A selfie, pelo contrário, transaciona sobre o imediato, como se o sujeito histórico se tivesse tornado evanescente e a sua duração (histórica, psicológica...) se dissolvesse para permitir que a aparição instantânea se torne um fim. A proposição que move a selfie é agora este videor ergo sum (sou visto logo existo), propagado por toda a parte. Mas fazer depender a existência deste tipo de visibilidade dá razão àquilo que o psiquiatra italiano Giovanni Stanghellini escreve num ensaio recente (“Selfie. Sentirsi nello sguardo dell’altro”, Feltrinelli, 2020): “a instantaneidade da selfie é semelhante à temporalidade esfomeada e sem fôlego de um ataque bulímico”. De facto, para compreendermos a contemporânea bulimia que nos torna a todos produtores ininterruptos de imagens temos de procurar a razão de fundo que permanece escondida, e que é uma dramática anorexia em relação ao ser.


A fotografia testemunhava assim, de um modo amplo e singular, o domínio visível do sujeito, mas também nos avizinhava do seu campo invisível


É verdade que enquanto a fotografia tradicional nos permitia dizer “eu sou esta pessoa”, a selfie nos parece fazer dizer “eu estou aqui”. Mas este “aqui” é um espaço atópico, errante, que nunca chega a ser habitado. Por isso se caracteriza justamente o selfista como um turista e não já como um viajante. Enganamo-nos, portanto, se pensamos que a selfie serve para assinalar a nossa passagem por um determinado lugar: ela é sim o resultado de uma radical desterritorialização da vida, capturada pela ânsia da comunicação virtual, mais do que pelo desejo de documentar o real.
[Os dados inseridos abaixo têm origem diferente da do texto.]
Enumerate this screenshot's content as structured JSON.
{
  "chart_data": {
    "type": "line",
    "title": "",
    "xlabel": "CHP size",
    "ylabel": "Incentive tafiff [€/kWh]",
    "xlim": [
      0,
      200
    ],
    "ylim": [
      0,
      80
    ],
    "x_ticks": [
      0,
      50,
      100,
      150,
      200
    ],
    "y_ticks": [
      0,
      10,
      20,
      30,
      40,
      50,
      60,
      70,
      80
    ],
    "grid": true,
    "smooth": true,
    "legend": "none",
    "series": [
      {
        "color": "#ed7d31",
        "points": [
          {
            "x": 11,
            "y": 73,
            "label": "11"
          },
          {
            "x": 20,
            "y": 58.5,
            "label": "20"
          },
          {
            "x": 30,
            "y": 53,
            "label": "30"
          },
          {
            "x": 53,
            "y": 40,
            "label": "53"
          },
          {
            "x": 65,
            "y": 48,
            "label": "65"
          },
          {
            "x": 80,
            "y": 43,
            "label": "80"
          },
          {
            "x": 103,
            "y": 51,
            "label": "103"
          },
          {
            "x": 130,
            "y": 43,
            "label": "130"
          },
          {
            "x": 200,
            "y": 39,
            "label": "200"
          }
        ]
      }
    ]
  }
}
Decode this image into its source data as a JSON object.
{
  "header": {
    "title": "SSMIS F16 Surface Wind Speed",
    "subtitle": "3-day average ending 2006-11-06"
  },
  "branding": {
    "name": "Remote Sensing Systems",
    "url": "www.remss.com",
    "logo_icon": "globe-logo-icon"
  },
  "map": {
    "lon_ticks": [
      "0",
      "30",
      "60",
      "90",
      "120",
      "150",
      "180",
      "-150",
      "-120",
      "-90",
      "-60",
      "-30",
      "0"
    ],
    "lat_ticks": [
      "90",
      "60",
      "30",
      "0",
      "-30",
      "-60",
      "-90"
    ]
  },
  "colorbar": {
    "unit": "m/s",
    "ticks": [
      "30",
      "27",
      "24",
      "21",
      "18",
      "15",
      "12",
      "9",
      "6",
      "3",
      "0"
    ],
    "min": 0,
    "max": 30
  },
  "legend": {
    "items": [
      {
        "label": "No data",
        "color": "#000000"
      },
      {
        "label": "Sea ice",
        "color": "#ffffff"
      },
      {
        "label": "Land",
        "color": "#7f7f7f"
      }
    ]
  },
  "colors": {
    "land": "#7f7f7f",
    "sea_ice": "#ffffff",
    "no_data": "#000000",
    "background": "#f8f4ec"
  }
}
O que procuramos então nas selfies? Stanghellini explica que buscamos uma “prótese” existencial, uma “técnica de si” ativada para dar uma resposta ficcional à necessidade de fundar a própria identidade. Perante a exigência de nos definirmos a nós próprios, em tempos de “aporia identitária”, a selfie é “o dispositivo que responde (que tenta responder) à pergunta ‘quem sou?’”. Mas este psiquiatra que dirige uma escola de psicoterapia em Florença é dirimente: “O mito da instantaneidade como satisfação alucinatória da necessidade de vizinhança ou de ultrapassagem da distância transforma a experiência do sujeito apenas numa sequência sincopada de acontecimentos isolados e encerrados neles mesmos. E quando pedimos aos outros para assistir — se bem que ao longe — a estes acontecimentos, é porque só nos sentimos presentes quando fazemos de nós próprios um espetáculo.” Não admira que a era da selfie seja também a do crepúsculo do rosto.